In skeletal muscle of normal subjects, the concentration of glucose 6-phosphate (G6P) at which the activity of glycogen synthase (GS) is half maximal (Ka) is decreased by in vivo insulin, and the fractional activity is increased without a change in GS maximal activity (Vmax). We have shown that moderate chronic calorie restriction, previously shown in rodents to be effective in slowing aging, resulted in the prevention of obesity and type 2 diabetes in primates (rhesus monkeys, Macaca mulatta). However, unexpectedly, in a subgroup of calorie-restricted monkeys, insulin during a euglycemic hyperinsulinemic clamp caused an unanticipated decrease in skeletal muscle GS fractional activity. These same monkeys had the lowest whole-body glucose disposal rate (M), the greatest increase in skeletal muscle G6P content and the greatest increase in skeletal muscle glycogen phosphorylase activity during the euglycemic hyperinsulinemic clamp compared to the remaining calorie-restricted monkeys with normal insulin action. To determine whether this highly unusual insulin-mediated decrease in GS fractional activity was due to increased phosphorylation (increased Ka), we measured the activity of skeletal muscle GS at 9 different G6P concentrations before and during the euglycemic hyperinsulinemic clamp in 6 calorie-restricted monkeys. G6P Ka increased (n = 4) and Vmax decreased (n = 5) during the clamp. Basal G6P Ka was inversely related to basal GSfv (r = -0.94, p < 0.002). G6P Ka and skeletal muscle G6P content were positively related under insulin-stimulated conditions (r = 0.93, p < 0.005).
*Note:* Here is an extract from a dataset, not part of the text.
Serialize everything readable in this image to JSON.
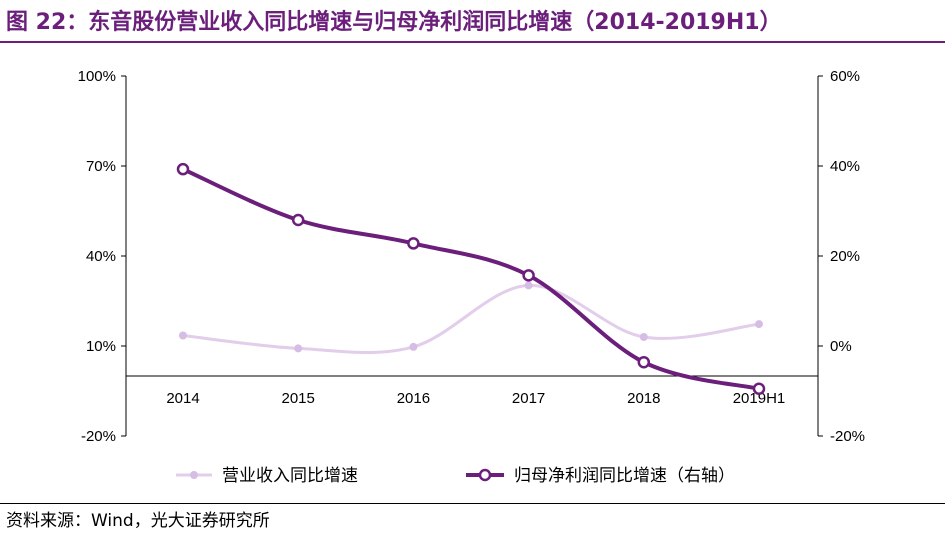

The change in G6P Ka (insulin-stimulated minus basal) was inversely related to M (r = -0.94, p < 0.002) and positively related to the change in skeletal muscle G6P content (r = 0.93, p < 0.005). We conclude that moderate calorie restriction results in a reversal of normal insulin action at the skeletal muscle with inactivation of glycogen synthase which is likely to be due to an increase in phosphorylation of GS together with a decrease in Vmax of GS during a euglycemic hyperinsulinemic clamp in most of the calorie-restricted monkeys. These alterations are likely to be involved in the anti-diabetogenic effects of calorie restriction.